Seminar dan Launching kagamakarir.id PP Kagama-UGM, bertajuk Kesiapan Ketenagakerjaan Indonesia Menghadapi Revolusi Industri 4.0, Sabtu 12 Juni 2021. Foto/Istimewa
AAA
JAKARTA - Secanggih apa pun teknologi, jika seseorang bekerja seperti halnya tombol enter dipencet, lantas apa bedanya manusia dengan mesin? Pertanyaan tersebut disampaikan oleh Analisa Widyaningrum, Psikolog & CEO APDC Indonesia dalam Seminar dan Launching kagamakarir.id PP Kagama-UGM.

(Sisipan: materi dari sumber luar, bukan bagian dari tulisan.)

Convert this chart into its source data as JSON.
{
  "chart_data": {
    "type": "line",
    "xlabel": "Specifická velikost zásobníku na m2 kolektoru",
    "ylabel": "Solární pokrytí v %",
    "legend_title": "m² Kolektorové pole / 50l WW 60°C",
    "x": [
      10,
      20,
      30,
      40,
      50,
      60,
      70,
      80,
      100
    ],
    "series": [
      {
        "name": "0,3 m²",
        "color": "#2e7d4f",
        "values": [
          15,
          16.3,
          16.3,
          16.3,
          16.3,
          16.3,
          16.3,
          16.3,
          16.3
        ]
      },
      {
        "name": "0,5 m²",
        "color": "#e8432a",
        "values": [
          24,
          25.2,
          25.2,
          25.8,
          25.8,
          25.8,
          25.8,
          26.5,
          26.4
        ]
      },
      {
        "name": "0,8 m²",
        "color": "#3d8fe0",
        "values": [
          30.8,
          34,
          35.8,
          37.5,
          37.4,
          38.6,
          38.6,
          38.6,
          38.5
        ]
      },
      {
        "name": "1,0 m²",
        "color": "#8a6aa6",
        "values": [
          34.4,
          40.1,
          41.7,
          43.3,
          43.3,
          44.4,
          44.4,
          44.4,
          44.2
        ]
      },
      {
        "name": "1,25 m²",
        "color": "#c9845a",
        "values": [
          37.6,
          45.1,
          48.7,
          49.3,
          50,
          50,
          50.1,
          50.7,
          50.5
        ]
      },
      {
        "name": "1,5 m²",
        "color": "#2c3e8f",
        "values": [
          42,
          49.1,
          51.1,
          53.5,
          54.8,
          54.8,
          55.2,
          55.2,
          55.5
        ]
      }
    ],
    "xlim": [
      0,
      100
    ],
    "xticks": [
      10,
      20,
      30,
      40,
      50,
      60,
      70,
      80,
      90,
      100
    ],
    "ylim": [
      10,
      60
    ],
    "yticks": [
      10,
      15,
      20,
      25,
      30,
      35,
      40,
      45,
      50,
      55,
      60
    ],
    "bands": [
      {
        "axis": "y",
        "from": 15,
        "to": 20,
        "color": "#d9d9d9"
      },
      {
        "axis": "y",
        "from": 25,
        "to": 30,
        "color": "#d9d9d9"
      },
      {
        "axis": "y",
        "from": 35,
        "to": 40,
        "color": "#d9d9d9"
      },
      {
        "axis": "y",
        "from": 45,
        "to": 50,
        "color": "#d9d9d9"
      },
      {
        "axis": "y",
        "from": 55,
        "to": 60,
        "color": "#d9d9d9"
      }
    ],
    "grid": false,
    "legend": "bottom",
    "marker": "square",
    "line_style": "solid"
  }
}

Menurut Analisa, interaksi antarmanusia dalam sebuah pekerjaan amatlah penting. Sebuah perusahaan, kata Analisa, hendaknya juga mampu memahami baik secara cerdas, emosi, maupun secara psikologis bahwa akan selalu ada perbedaa dari setiap generasi.
"Kita dukung bersama bagaimana digital native yang dikatakan sebagai generasi yang paling dekat dengan digital transformation ini bisa mampu memiliki tim. Pastikan bagaimana setiap organisasi maupun perusahaan kita sudah siap mendukung transformasi digital," ucapnya.

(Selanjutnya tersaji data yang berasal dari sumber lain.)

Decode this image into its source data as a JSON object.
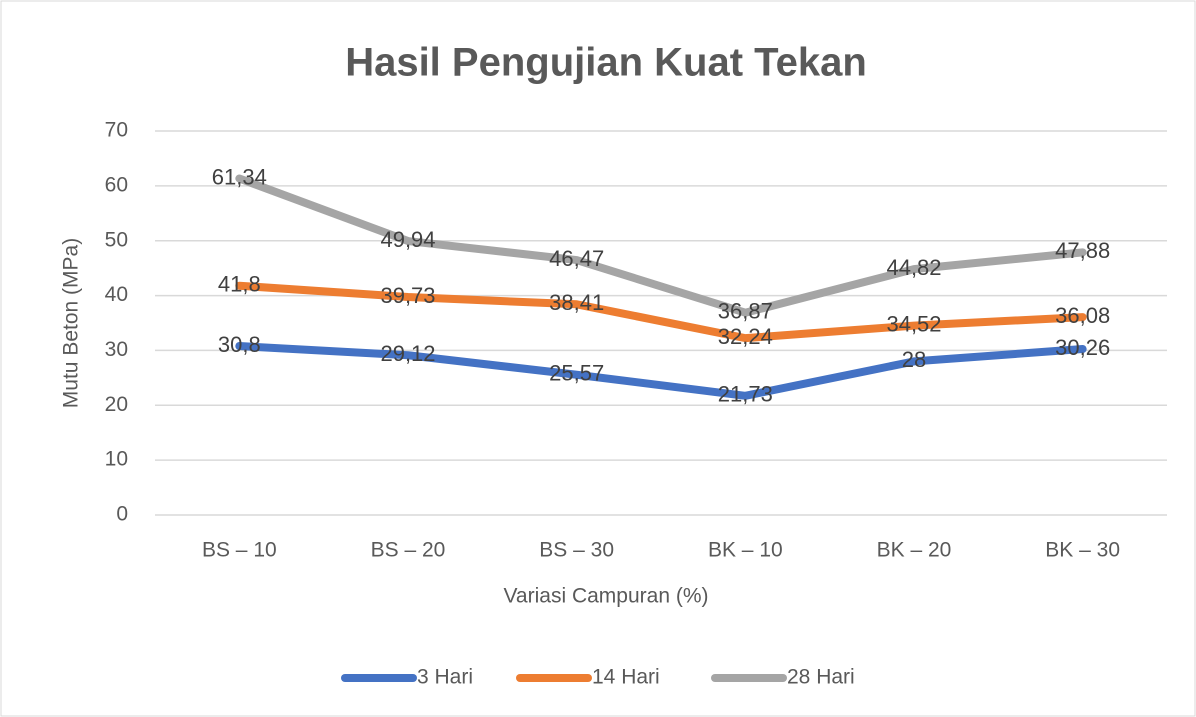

Pasalnya kata Analisa, betapa pun teknologi itu keren, kalau orang dan kulturnya tidak siap, akhirnya yang muncul adalah budaya kerajaan. Perusahaan tersebut bukan lagi menjadi sebuah universitas yang selalu bertumbuh.
"Kalau kerajaan, artinya semua orang menyelamatkan dirinya, tidak mampu mendukung transformasi digital ini. Jadi percuma. Jadi aset terbesarnya adalah analog atau manusia itu sendiri," jelasnya.
"Karena dalam proses digitalisasi, person yang ada di dalamnya yang mampu membantu kontribusi, serta bagaimana dalam sektor kerja kita mampu beradaptasi," tambahnya.
Selain itu, Analisa menilai pentingnya mindset seseorang untuk terus bisa berevolusi menghadapi Revolusi Industri 4.0. Karena, betapa pun teknologi tiu canggih, mindset yang dibutuhkan adalah bagaimana perusahaan menguatkan mental para pekerjanya.
Mental yang dibangun adalah teknologi bukanlah untuk menggantikan peran manusia. Menurut Analisa, Human Touch akan membuat manusia terbantu oleh teknologi.
"Artinya, kita yang harus upgrade kemampuan diri kita untuk mampu agile and inovate mengahadapi apa pun disrupsi ke depan. Aset terbesarnya dari perusahaan itu bukannya teknologi saja. Tapi culture yang dibangun. People yang ada di dalamnya," tegasnya.
Analisa berujar, mental yang sehat bukan melulu tentang halusinasi, atau depresi yang sering kita dengar. Tetapi kondisi mental seseorang yang mampu secara sadar melakukan peran dan tugasnya sehingga mampu berkontribusi.
"Kalau di dalam industri kita masih muncul kultur-kultur yang nggak sehat, tidak mendukung, bagaimana kita memiliki people yang mampu untuk bisa beradaptasi sama perubahan? Bisa agile dengan cepat dan berinovasi? Jadi saya yakin, inilah saatnya kita menyiapkan diri kita," ungkap Analisa.
"Ayo kita sama-sama dukung program apa pun di setiap sektor industri anda hari ini, di lingkungan terkecil kita dimulai dari keluarga, menguatkan mental secara softskill maupun hardskill," pungkasnya.
Acara peluncuran dan seminar tersebut dihadiri oleh Budi Karya Sumadi (Menteri Perhubungan RI); Ida Fauziyah (Menteri Ketenagakerjaan RI) sebagai Keynote Speaker; dan narasumber yakni Anwar Sanusi (Wakil Ketua Umum II/ Sekjen Kemnaker RI); dan Ratri Sryantoro Wakeling (Wakil Dirut PT Hotel Sahid Jaya Tbk/ Anggota DPN Digital Ekonomi APINDO).